Post by Shadow on Nov 21, 2012 20:06:22 GMT -4
[glow=navy,10,100]NOW...[/glow]
It’s Thanksgiving. The A.K.A. used to have a traditional meal together, like family. That’s not happening this year. It may never again. Instead I get to spend it with upwards to eleven other people, many of whom I do not share a fond liking. And after a week to mull this over, I have to say; because I’ve been looking to raise some hell this is a fair trade.
But I want to start things off by saying. Azreal Gordon, who the hell do you think you are? Oh wait you’re my partner tonight. Nah, I don’t care, big freaking deal. You’ve run your mouth since the moment you got here, so I’m getting this off my chest whether you like it or not. Please clarify: you intend to rewrite history, erasing all the great talent from the timeline to make yourself the precedent, the Gold Standard, am I right? Bitch please. I’m the freaking Diamond Standard, son. And you had better realize something real freaking quick: Diamonds are the hardest substance known to man for a reason. I am using the term “freaking” a lot here because there are a lot of children watching at home and boy you done F-ed up big. Also I only get ONE “F-bomb” per promo.

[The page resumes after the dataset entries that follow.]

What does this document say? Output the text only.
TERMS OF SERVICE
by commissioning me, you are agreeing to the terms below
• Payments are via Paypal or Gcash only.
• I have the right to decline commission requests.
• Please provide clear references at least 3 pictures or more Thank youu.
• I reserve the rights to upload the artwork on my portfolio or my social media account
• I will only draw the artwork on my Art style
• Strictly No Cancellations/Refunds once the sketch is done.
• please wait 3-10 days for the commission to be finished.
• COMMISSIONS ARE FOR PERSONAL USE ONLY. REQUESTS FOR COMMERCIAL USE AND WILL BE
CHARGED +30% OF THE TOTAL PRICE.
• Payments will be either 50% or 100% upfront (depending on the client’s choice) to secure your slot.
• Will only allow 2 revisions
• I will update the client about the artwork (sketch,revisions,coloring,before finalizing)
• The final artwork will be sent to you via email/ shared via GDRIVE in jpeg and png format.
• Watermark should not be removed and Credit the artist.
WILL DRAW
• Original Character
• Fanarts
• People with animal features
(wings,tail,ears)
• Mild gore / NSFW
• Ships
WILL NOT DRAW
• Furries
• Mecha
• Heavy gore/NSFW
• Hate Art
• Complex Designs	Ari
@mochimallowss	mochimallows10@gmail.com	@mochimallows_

Anyway, it takes a real genius to make my radar without being officially booked against me. But I have had to listen to your rambling ass for two weeks straight, not to mention the commentators drooling all over you because you’re supposedly the next big thing. Son, we haven’t officially met, don’t worry we will real ‘freaking’ quick.

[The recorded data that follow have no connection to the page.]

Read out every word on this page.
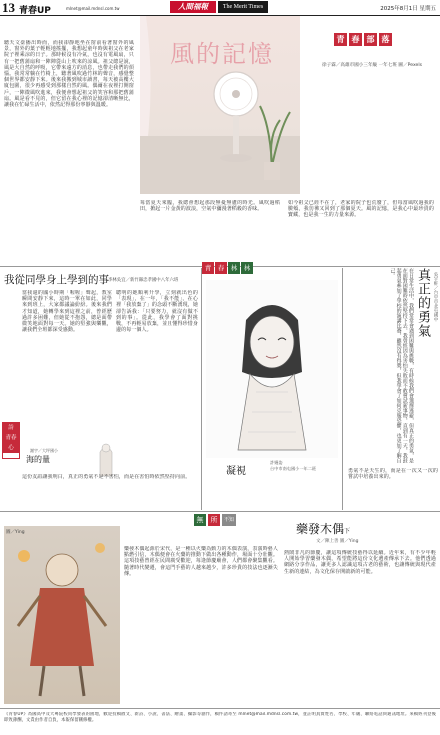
13 青春UP	mlnet@mail.mdnsl.com.tw	人間福報	The Merit Times	2025年8月1日 星期五
聽天文臺播出時而，而我卻靜地坐在窗前看著窗外的風景，窗外的葉子輕輕地搖擺，我想起童年時與祖父在老家院子裡乘涼的日子。那時候沒有冷氣，也沒有電風扇，只有一把舊蒲扇和一陣陣從山上吹來的涼風。祖父總是說，風是大自然的呼吸，它帶來遠方的消息，也帶走我們的煩惱。我常常躺在竹椅上，聽著風吹過竹林的聲音，感覺整個世界都安靜下來。後來我搬到城市讀書，每天被高樓大廈包圍，很少再感受到那樣自然的風。偶爾在夜裡打開窗戶，一陣微風吹進來，我便會想起祖父的笑容和那把舊蒲扇。風是看不見的，但它留在我心裡的記憶卻清晰無比，讓我在忙碌生活中，依然記得那份寧靜與溫暖。
風的記憶
青 春 部 落
徐子霖／高雄市國小三年級 一年七班 圖／Pexels
每當夏天來臨，我總會想起那段無憂無慮的時光。風吹過稻田，掀起一片金黃的波浪，空氣中瀰漫著稻穀的香味。
如今祖父已經不在了，老家的院子也荒廢了，但每當風吹過我的臉頰，我彷彿又回到了那個夏天。風的記憶，是我心中最珍貴的寶藏，也是我一生的力量來源。
我從同學身上學到的事 李林吳宜／新竹縣忠孝國中八年六班
當我還的國小時期「喔喔」聲起，教室瞬間安靜下來，這時一單在如此，同學來到班上，大家都議論紛紛。後來我們才知道，她轉學來到這裡之前，曾經歷過許多困難，但她從不抱怨，總是面帶微笑地面對每一天。她的堅強與樂觀，讓我們全班都深受感動。
聰明的她順利升學，立刻就出色的「表現」，在一年，「我不能」，在心裡「我放棄了」的念頭不斷湧現，她卻告訴我：「只要努力，就沒有做不到的事」。從此，我學會了面對挑戰，不再輕易放棄，並且懂得珍惜身邊的每一個人。
詩
青春
心	謝宇／大坪國小
海的量
這份友誼讓我明白，真正的勇氣不是不害怕，而是在害怕時依然堅持向前。
青	春	林	林
凝視
許嫚姿
台中市南屯國小一年二班
真正的勇氣 吳宇軒／台中市北屯國中
在日常生活中，我們常常會遇到困難與挑戰，有時候我們會選擇逃避，但真正的勇氣，是在面對困難時依然堅持下去。我曾經因為害怕失敗而不敢嘗試新事物，直到有一天，我鼓起勇氣參加了學校的演講比賽，雖然沒有得獎，但我學會了如何克服恐懼，也更加了解自己。
勇氣不是天生的，而是在一次又一次的嘗試中培養出來的。
圖／Ying
無	所	不知
藥發木偶下
文／陳上善 圖／Ying
藥發木偶起源於宋代，是一種以火藥為動力的木偶表演，表演時藝人點燃引信，木偶便會在火藥的推動下做出各種動作，場面十分壯觀。這項技藝曾經在民間廣受歡迎，每逢節慶廟會，人們都會聚集觀看。隨著時代變遷，會這門手藝的人越來越少，許多珍貴的技法也逐漸失傳。
熱鬧非凡的節慶，讓這項傳統技藝得以延續。近年來，有不少年輕人開始學習藥發木偶，希望能將這份文化遺產傳承下去。他們透過網路分享作品，讓更多人認識這項古老的藝術，也讓傳統與現代產生新的連結，為文化保存開啟新的可能。
《青春UP》為國高中及大專院校同學發表的園地，歡迎投稿散文、新詩、小說、書法、繪畫、攝影等創作，稿件請寄至 mlnet@mail.mdnsl.com.tw，並註明真實姓名、學校、年級、聯絡電話與通訊地址。來稿經刊登後即致薄酬，文責由作者自負，本報保留刪修權。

Before I go any further I really need to ask something else: What happened to new guys going to Meltdown? Did I miss the memo? Who did you blow to get promoted instantly to Overdrive? I know for a fact I didn’t see you when I was down on Meltdown cleaning house. Trust me you wouldn’t have gotten this far running your mouth like that. I’d actually rather listen to Michael Lively blather on for hours on end than sit through another Azreal Gordon segment. At least he makes me laugh, sometimes. You on the other hand just piss me off, even the look of you screams “douche bag.” I equate you to that peckerwood jackass who walks around in a “Tap-Out” T shirt with cut off sleeves and a sun visor, while wearing sunglasses at night, as you stroll down Muscle Beach wearing flip flops with socks. You prick.

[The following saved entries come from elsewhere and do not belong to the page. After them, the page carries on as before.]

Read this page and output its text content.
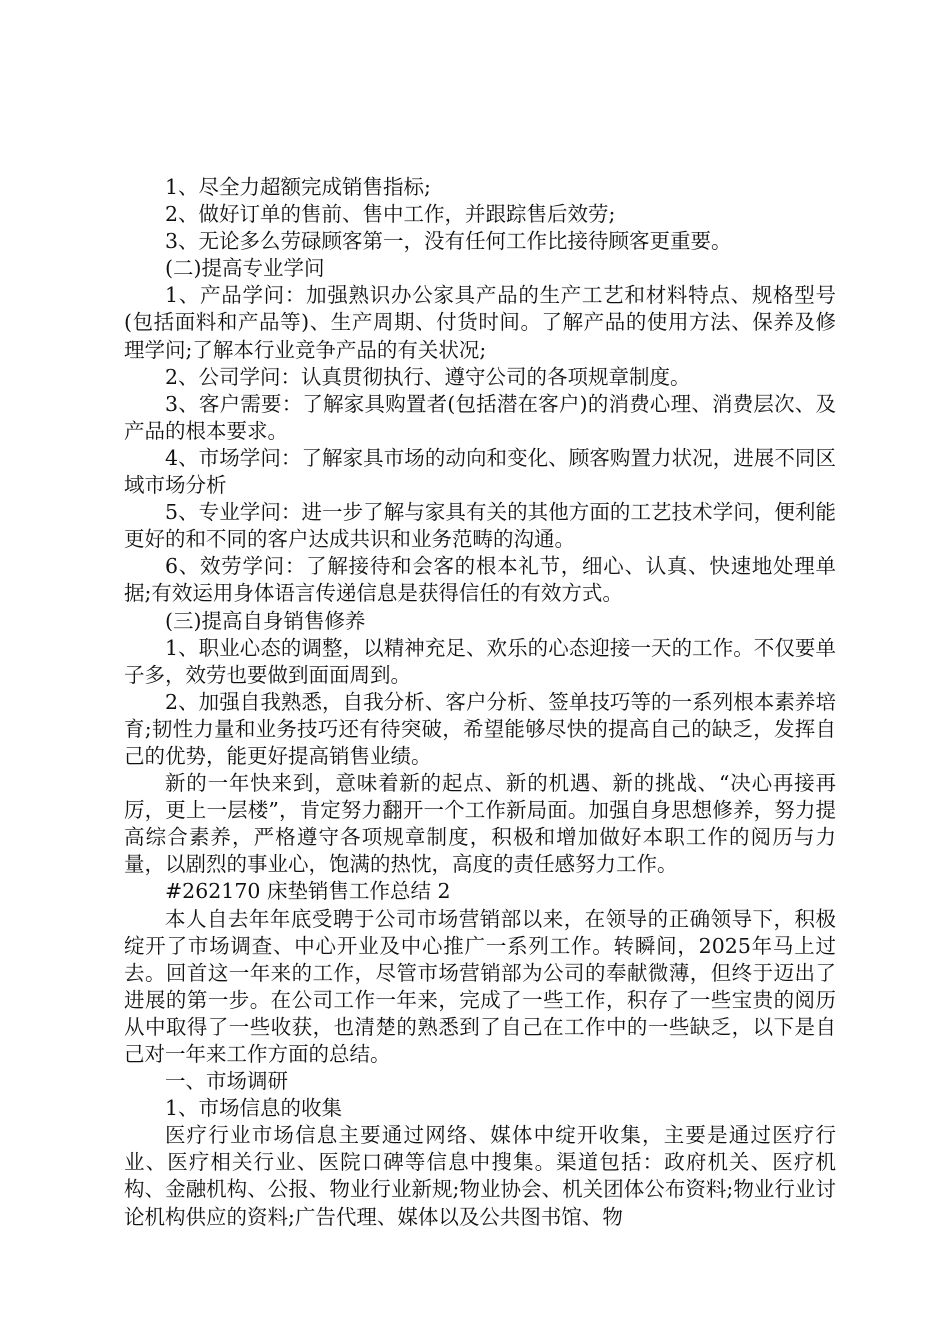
1、尽全力超额完成销售指标;

2、做好订单的售前、售中工作，并跟踪售后效劳;

3、无论多么劳碌顾客第一，没有任何工作比接待顾客更重要。

(二)提高专业学问

1、产品学问：加强熟识办公家具产品的生产工艺和材料特点、规格型号(包括面料和产品等)、生产周期、付货时间。了解产品的使用方法、保养及修理学问;了解本行业竞争产品的有关状况;

2、公司学问：认真贯彻执行、遵守公司的各项规章制度。

3、客户需要：了解家具购置者(包括潜在客户)的消费心理、消费层次、及产品的根本要求。

4、市场学问：了解家具市场的动向和变化、顾客购置力状况，进展不同区域市场分析

5、专业学问：进一步了解与家具有关的其他方面的工艺技术学问，便利能更好的和不同的客户达成共识和业务范畴的沟通。

6、效劳学问：了解接待和会客的根本礼节，细心、认真、快速地处理单据;有效运用身体语言传递信息是获得信任的有效方式。

(三)提高自身销售修养

1、职业心态的调整，以精神充足、欢乐的心态迎接一天的工作。不仅要单子多，效劳也要做到面面周到。

2、加强自我熟悉，自我分析、客户分析、签单技巧等的一系列根本素养培育;韧性力量和业务技巧还有待突破，希望能够尽快的提高自己的缺乏，发挥自己的优势，能更好提高销售业绩。

新的一年快来到，意味着新的起点、新的机遇、新的挑战、“决心再接再厉，更上一层楼”，肯定努力翻开一个工作新局面。加强自身思想修养，努力提高综合素养，严格遵守各项规章制度，积极和增加做好本职工作的阅历与力量，以剧烈的事业心，饱满的热忱，高度的责任感努力工作。

#262170 床垫销售工作总结 2

本人自去年年底受聘于公司市场营销部以来，在领导的正确领导下，积极绽开了市场调查、中心开业及中心推广一系列工作。转瞬间，2025年马上过去。回首这一年来的工作，尽管市场营销部为公司的奉献微薄，但终于迈出了进展的第一步。在公司工作一年来，完成了一些工作，积存了一些宝贵的阅历从中取得了一些收获，也清楚的熟悉到了自己在工作中的一些缺乏，以下是自己对一年来工作方面的总结。

一、市场调研

1、市场信息的收集

医疗行业市场信息主要通过网络、媒体中绽开收集，主要是通过医疗行业、医疗相关行业、医院口碑等信息中搜集。渠道包括：政府机关、医疗机构、金融机构、公报、物业行业新规;物业协会、机关团体公布资料;物业行业讨论机构供应的资料;广告代理、媒体以及公共图书馆、物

Speaking of subhuman garbage that should be incinerated alongside my Jersey Shore reject of a partner: EnviKado, yeah I called you’ll by your real name, looks like I am getting my wish. Well not exactly, but I do intend to utilize this opportunity to showcase exactly how badly I want to throttle you two. However, before I go into that, I have to ask does anyone else see the “Dog Day Afternoon” love story forming between these two? Seriously last week I called Evan a hermaphrodite. This week, The Weekly World News published a photo of Delikado with falsies dressed in drag. I was only hinting at it last week, but this time I think I need to expand upon the idea.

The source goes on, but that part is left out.